Durant cette première saison, l’équipe de Montréal jouera 24 matchs au total, dont 16 qui seront diffusés sur les chaînes RDS et RDS2. C’est notamment sur ces chaînes qu’une équipe de diffusion entièrement féminine couvre pour la première fois la saison complète d’une ligue de sport.

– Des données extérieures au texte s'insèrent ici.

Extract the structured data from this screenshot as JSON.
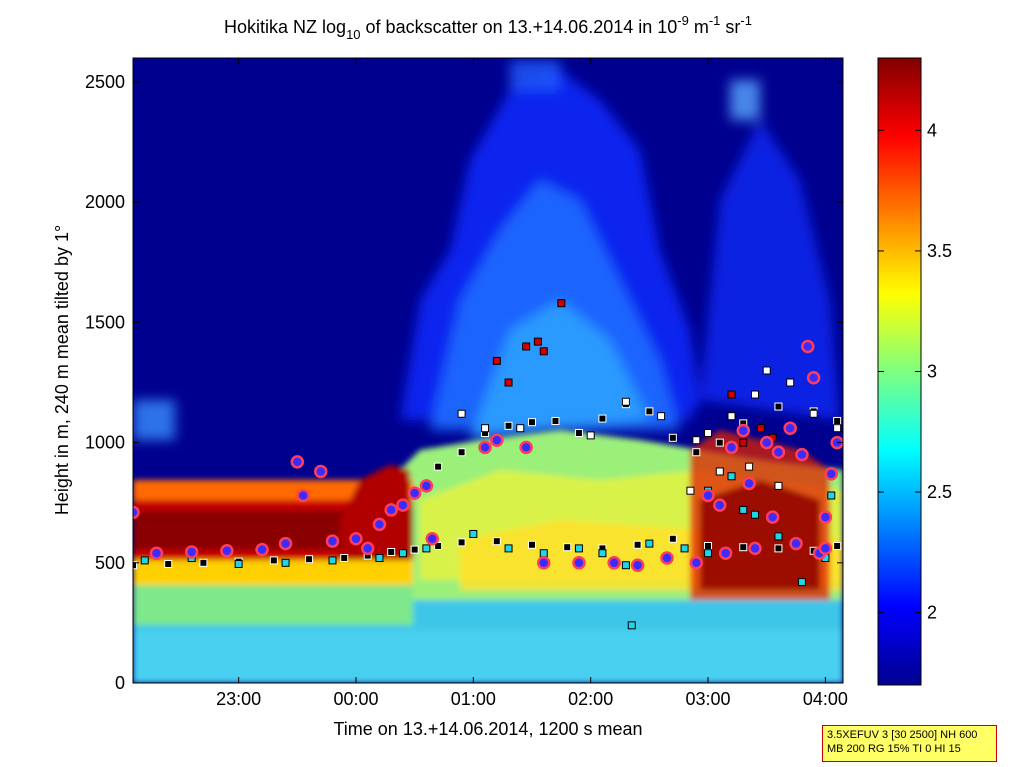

La partie du 20 avril entre Montréal et Toronto, qui était initialement à l’Auditorium de Verdun a été relocalisée au mythique Centre Bell, témoignant du grand succès qu’a eu la ligue depuis le début de la première saison. Les billets saisonniers ont tous été vendus et les prochains matchs à l’Auditorium de Verdun sont déjà complets. Jusqu’à maintenant, le nombre record de spectateurs a été de 19 925 à l’aréna Scotiabank de Toronto. L’équipe de Montréal souhaite atteindre et même dépasser cette participation au Centre Bell qui a la capacité d’accueillir 21 105 spectateurs.

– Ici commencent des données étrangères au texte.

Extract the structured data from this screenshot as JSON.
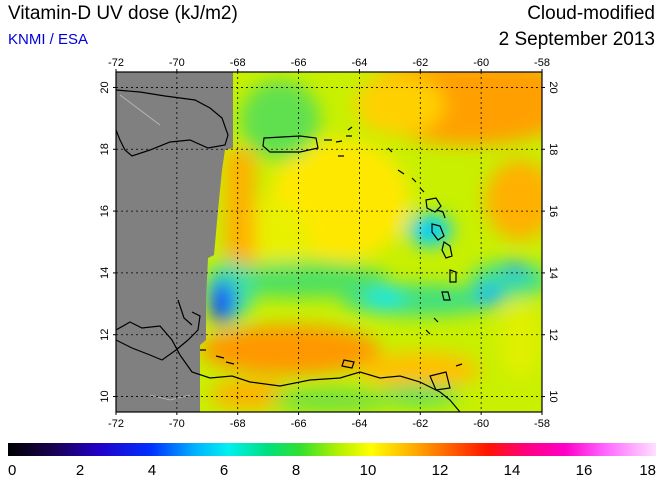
{
  "header": {
    "title": "Vitamin-D UV dose (kJ/m2)",
    "credit": "KNMI / ESA",
    "mode": "Cloud-modified",
    "date": "2 September 2013"
  },
  "colors": {
    "credit": "#0000dd",
    "no_data": "#808080",
    "land_outline": "#000000",
    "grid": "#000000"
  },
  "map": {
    "lon_range": [
      -72,
      -58
    ],
    "lat_range": [
      9.5,
      20.5
    ],
    "lon_ticks": [
      "-72",
      "-70",
      "-68",
      "-66",
      "-64",
      "-62",
      "-60",
      "-58"
    ],
    "lat_ticks": [
      "10",
      "12",
      "14",
      "16",
      "18",
      "20"
    ]
  },
  "colorbar": {
    "min": 0,
    "max": 18,
    "ticks": [
      "0",
      "2",
      "4",
      "6",
      "8",
      "10",
      "12",
      "14",
      "16",
      "18"
    ]
  }
}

Bien qu’elle soit nouvelle dans le paysage du hockey professionnel nord-américain, la LPHF a également pu participer à un événement culte du hockey professionnel : le Match des étoiles, en concluant celui-ci avec des trois contre trois.

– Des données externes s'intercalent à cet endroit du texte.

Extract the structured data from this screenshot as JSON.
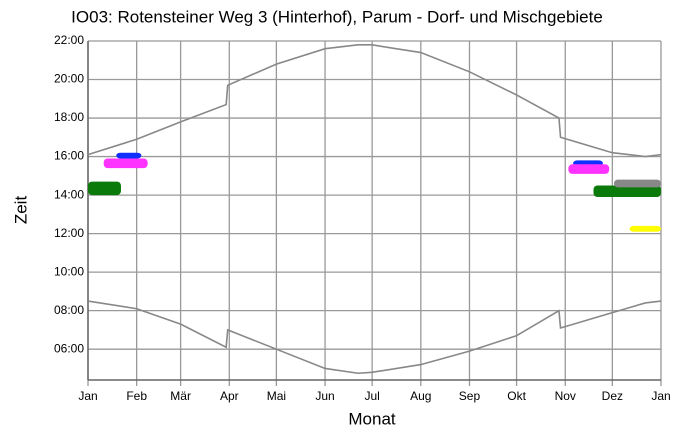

« Les congés de maternité permettent notamment aux hockeyeuses d’avoir des enfants et une carrière professionnelle simultanément »

Avancées ou inégalités ?


La PWHPA se charge maintenant de protéger et d’assurer les droits des joueuses de la LPHF, et vise à offrir une alternative plus durable et stable aux deux ligues dissoutes. Le syndicat garantit notamment des salaires plus élevés et stables. En effet, la CWHL qui était exclusivement financée par des donateurs privés, versait à ses joueuses des salaires entre 2 000 et 10 000 dollars canadiens par année. La FPH, pour sa part, était la première ligue de hockey féminine à verser à ses joueuses un salaire raisonnable. Pour la saison 2015–2016, la ligue avait fixé un salaire minimum de 10 000 dollars canadiens, et un plafond de 270 000 dollars canadiens par quipe. En 2016–2017, ce salaire a été divisé par deux en raison de restrictions budgétaires, mais a drastiquement remonté en 2023 avec l’établissement d’un plafond de 1,5 million de dollars par équipe, une hausse de salaire historique dans le hockey féminin. Quant à elle, la LPHF offre à ses joueuses un salaire minimum d’au moins 47 000 dollars canadiens par an, et exige qu’un maximum de neuf joueuses par équipe toucheront ce salaire minimum. Les joueuses les plus payées pourraient toucher plus de 109 000
dollars canadiens, bien que les salaires spécifiques ne soient pas publiés. Ce nouveau salaire permettrait aux joueuses de se concentrer sur leur carrière sportive, sans avoir à compléter leur revenu avec des emplois externes. 

Plusieurs droits qui n’étaient pas garantis par les ligues précédant la LPHF sont maintenant offerts aux joueuses de la nouvelle ligue, notamment une assurance santé stable, un plan de retraite, des bonus et des congés de maternité. Ces derniers permettent notamment aux hockeyeuses d’avoir des enfants et une carrière professionnelle simultanément, servant à déstigmatiser la grossesse chez les athlètes.

Il est cependant important de noter que les inégalités perdurent, et que comparativement à leur homologue masculin, la Ligue nationale de hockey (LNH), les salaires des joueuses restent insuffisants. Le salaire débutant pour un joueur de la LNH est de plus d’un million de dollars canadiens, comparé au salaire minimum auquel plusieurs joueuses de la LPHF touchent. De plus, la couverture médiatique limitée du hockey féminin, tout comme la quantité minimale d’investissements dans les équipes de la LPHF font contraste à l’envergure du hockey masculin. Ces différences entre la LNH et la LPHF témoignent des inégalités systémiques qui continuent d’affecter les sportives de carrière. Il reste de l’espace pour les avancées féministes dans le hockey professionnel.